Mesmo diante da preocupante crise ocasionada pela covid-19, o governo brasileiro insiste em criar obstáculos na revalidação de diplomas de brasileiros graduados em medicina no exterior.

Mesmo diante da preocupante crise epidemiológica em que o país vive e da comprovação da precariedade do sistema de saúde, o governo está perdendo a oportunidade de solucionar outro problema que aflige milhares de brasileiros: a revalidação dos diplomas de médicos brasileiros graduados no exterior.

A legalização dos diplomas desses profissionais, longe de resolver o problema da covid-19, amenizaria um pouco a crise, na medida em que seria disponibilizada à população brasileira mão de obra (médicos) qualificada, transmitindo aos brasileiros a sensação de cuidado e esperança, em especial quando, de forma ilegal e cedendo ao corporativismo de entidades de classes (CFM e CRMs), o governo brasileiro insiste em criar obstáculos na revalidação de diplomas de brasileiros graduados em medicina no exterior.

A revalidação de diploma estrangeiro de medicina pode ocorrer de duas formas, quais sejam: a) em observância as disposições da Lei Federal n. 9.394, de 20/12/1996; b) pelo sistema instituído pela Lei Federal n. 13.959, de 18/12/2019 (REVALIDA/INEP).

A Lei Federal n. 9.394, de 20/12/1996 (Lei de Diretrizes e Bases da Educação Nacional), recepcionada pela Constituição Federal de 1998, expressamente declara que os diplomas de graduação expedidos por universidades estrangeiras serão revalidados por universidades públicas que tenham curso do mesmo nível e área ou equivalente, respeitando-se os acordos internacionais de reciprocidade ou equiparação (art. 48, §2º).

A LDB é clara: desde sua promulgação, ocorrida em 1996, as universidades públicas brasileiras são dotadas de competência para revalidarem diplomas de graduados formados no estrangeiro.
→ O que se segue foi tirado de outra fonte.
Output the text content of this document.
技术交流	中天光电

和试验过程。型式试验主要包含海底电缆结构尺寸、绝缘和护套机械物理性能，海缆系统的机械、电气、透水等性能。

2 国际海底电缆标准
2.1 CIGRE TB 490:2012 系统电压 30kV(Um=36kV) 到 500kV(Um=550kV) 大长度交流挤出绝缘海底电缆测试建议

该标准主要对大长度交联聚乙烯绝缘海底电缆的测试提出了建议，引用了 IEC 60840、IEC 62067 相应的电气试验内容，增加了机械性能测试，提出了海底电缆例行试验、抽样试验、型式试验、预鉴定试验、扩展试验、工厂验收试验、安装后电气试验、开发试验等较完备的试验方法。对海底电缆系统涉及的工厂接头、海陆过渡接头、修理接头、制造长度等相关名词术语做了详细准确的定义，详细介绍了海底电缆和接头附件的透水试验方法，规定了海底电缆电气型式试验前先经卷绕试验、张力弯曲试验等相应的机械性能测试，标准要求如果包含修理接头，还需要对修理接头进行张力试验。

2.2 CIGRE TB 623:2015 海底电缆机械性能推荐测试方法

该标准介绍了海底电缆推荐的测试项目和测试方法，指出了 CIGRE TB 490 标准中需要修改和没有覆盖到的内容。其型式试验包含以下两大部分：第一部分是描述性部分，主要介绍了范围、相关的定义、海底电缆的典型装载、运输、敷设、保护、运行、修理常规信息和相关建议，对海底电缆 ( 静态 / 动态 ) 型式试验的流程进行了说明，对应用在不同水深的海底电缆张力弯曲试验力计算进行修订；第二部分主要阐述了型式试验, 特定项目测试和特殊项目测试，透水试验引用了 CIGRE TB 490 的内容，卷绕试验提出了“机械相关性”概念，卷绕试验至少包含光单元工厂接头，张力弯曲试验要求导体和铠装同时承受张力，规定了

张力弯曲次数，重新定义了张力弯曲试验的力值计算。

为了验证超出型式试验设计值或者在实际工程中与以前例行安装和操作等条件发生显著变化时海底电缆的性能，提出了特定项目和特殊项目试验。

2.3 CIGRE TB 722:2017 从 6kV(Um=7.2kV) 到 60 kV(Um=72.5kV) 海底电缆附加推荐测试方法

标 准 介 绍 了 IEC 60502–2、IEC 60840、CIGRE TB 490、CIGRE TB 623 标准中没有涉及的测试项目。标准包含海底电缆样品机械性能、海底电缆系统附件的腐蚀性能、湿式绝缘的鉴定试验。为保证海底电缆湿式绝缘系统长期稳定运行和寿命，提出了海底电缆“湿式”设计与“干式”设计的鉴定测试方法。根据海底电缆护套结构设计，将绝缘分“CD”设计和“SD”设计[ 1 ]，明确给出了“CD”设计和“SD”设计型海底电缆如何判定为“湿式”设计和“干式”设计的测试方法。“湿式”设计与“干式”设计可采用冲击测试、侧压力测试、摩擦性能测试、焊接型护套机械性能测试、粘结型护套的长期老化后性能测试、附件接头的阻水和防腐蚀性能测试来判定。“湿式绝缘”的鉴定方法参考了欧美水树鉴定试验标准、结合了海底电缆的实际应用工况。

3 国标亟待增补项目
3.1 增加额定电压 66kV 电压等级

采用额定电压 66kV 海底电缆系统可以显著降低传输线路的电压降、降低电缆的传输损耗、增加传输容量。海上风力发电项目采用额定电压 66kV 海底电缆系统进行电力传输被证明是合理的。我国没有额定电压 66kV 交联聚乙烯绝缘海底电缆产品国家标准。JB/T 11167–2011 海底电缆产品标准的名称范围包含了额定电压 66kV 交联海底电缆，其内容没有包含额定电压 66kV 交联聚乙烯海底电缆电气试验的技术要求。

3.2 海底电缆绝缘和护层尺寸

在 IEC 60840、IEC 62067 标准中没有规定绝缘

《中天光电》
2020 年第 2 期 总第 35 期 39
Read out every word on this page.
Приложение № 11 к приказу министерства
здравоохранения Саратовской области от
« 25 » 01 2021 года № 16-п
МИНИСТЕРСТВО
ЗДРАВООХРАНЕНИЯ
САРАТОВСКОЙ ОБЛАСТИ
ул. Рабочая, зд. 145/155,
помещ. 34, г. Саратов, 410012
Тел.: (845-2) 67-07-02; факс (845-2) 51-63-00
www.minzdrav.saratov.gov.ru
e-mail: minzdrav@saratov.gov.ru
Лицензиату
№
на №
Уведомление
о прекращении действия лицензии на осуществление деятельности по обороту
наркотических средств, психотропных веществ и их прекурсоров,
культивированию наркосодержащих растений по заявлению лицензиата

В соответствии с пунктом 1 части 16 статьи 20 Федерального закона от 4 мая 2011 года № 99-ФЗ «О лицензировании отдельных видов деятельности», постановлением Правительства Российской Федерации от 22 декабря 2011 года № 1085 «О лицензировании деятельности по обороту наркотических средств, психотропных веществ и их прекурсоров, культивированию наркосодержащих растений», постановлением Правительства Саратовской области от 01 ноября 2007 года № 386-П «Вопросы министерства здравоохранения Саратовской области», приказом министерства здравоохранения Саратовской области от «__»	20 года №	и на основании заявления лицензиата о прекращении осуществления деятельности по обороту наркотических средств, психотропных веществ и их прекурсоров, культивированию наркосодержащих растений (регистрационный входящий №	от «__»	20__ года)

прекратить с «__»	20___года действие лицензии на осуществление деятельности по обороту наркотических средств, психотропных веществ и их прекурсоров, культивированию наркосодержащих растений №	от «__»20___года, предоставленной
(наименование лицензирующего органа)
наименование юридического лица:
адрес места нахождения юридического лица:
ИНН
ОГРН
Tal regra, ao contrário do que muitos imaginam, não restou elidida pela instituição do Exame Nacional de Revalidação de Diplomas Médicos expedidos por universidades estrangeiras (REVALIDA).

O REVALIDA, instituído pela Portaria Ministerial MEC/MS 278, de 17/3/2011, é somente mais uma forma de aferição do conhecimento de candidatos graduados em medicina no exterior com fins de revalidação de seus diplomas, coexistindo, assim, com a possibilidade de revalidação em universidades brasileiras, conforme expressamente declarado na Lei de Diretrizes e Bases da Educação Nacional (LDB).

A revalidação, através do Exame Nacional de Revalidação de Diplomas Médicos expedidos por Universidades Estrangeiras (REVALIDA), ao contrário de sua finalidade precípua, aflige ainda mais os médicos brasileiros graduados no exterior, demonstrando mais uma vez a omissão e irresponsabilidade do Poder Público.

A Lei Federal n. 13.959, de 18/12/2019 (Institui o Exame Nacional, de Revalidação de Diplomas Médicos Expedidos por instituição de Educação Superior Estrangeira), conhecida como “Lei do Revalida”, estabelece que as provas de revalidação deverão ser aplicadas a cada seis meses (art. 2º, §2º).

É direito subjetivo dos graduados em medicina formados no exterior a aplicação semestral do Exame Nacional de Revalidação de Diplomas Médicos expedidos por Universidades Estrangeiras (REVALIDA), sendo dever do Poder Público, em cumprimento à lei e sob pena de responsabilidade dos agentes públicos, a garantia desse direito.

Além de não serem aplicadas nos moldes pactuados em lei (periodicamente), as provas a que são submetidos os médicos brasileiros em países estrangeiros é daquelas ditas para especialistas, mestres e doutores em razão de ingerência de conselhos de classes (que adotam a propalada “Política de Reserva de Mercado”) junto ao Instituto Nacional de Estudos e Pesquisas Educacionais Anísio Teixeira (INEP).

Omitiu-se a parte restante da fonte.